For now, Callingham and his colleagues are doubling down on their search, securing additional time on LOFAR for follow-up observations of GJ 1151 and continuing their deep dive into the observatory’s sky survey data. In coming years, upgrades to LOFAR, as well as the debut of an even more powerful facility called the Square Kilometer Array, will offer even more opportunities for discovery. Announcements of additional auroral planet candidates seem inevitable.
The driving impetus behind these efforts is more than mere academic curiosity. Red dwarfs (or M dwarfs, as astronomers confusingly prefer to call them) are not only the smallest stars in the cosmos but also the longest-lived and most numerous. Some estimates put as many as 75 percent of the stars in the universe as M dwarfs, and each can shine for hundreds of billions—even trillions—of years. Most importantly, statistical extrapolations from multiple surveys imply that almost every M dwarf hosts at least one planet. By raw numbers alone, it would seem M dwarf worlds represent the bulk of the universe’s planetary real estate. Whether or not any of those places could harbor life remains unknown—but studies such as Callingham’s can help settle the debate.
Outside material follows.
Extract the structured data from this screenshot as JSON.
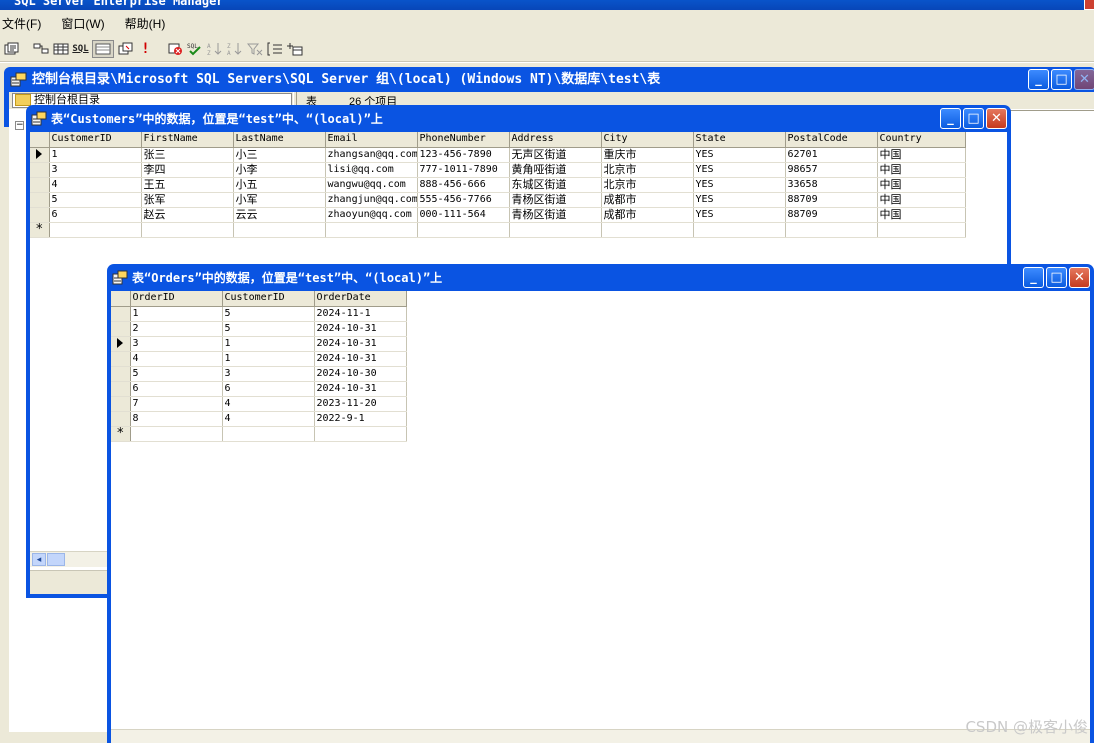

No one expects any planet embedded within an M dwarf’s magnetic field to be habitable. Such worlds would be so scorched by the nearby star that liquid water—the cornerstone of life as we know it—could not persist on their surface. Instead they can help researchers answer more fundamental questions about how M dwarfs influence their planetary broods. These stars’ penchant for outsize outbursts, for example, could sweep away the atmospheres of otherwise habitable planets—but a planet boasting a strong magnetic field might be sufficiently shielded to preserve its precious air. Astronomers are already able to discern between atmospheric and airless planets in a few select systems, but currently they have no reliable ways of measuring a small world’s magnetic field. According to work by Ph.D. student Robert Kavanagh and associate professor Aline Vidotto, both now at Leiden University, observations of auroral flashes might do just that, provided the strength of a flash is proportional to the intensity of a planet’s magnetism.
Studies of auroral M dwarf planets could also probe the density and speed of a host star’s stellar wind, according to Vidotto. (Neither Vidotto nor Kavanagh were part of the two new studies.) Such measurements could help astronomers determine how often M dwarfs experience coronal mass ejections, enormous belches of particles that, like flares, can be bad news for nearby planets. “I think [with this technique] we’ll learn a lot more about the star itself,” Vidotto says.
All of which, of course, feeds into the unsolved mystery of M dwarf habitability and the greater conundrum of where in the cosmos life-bearing planets are most likely to be found.
“Planets don’t survive in isolation. They survive around their star,” Mahadevan says. “I think the linchpin to [understanding M dwarf habitability] is really understanding the magnetic activity and the magnetosphere of these stars.”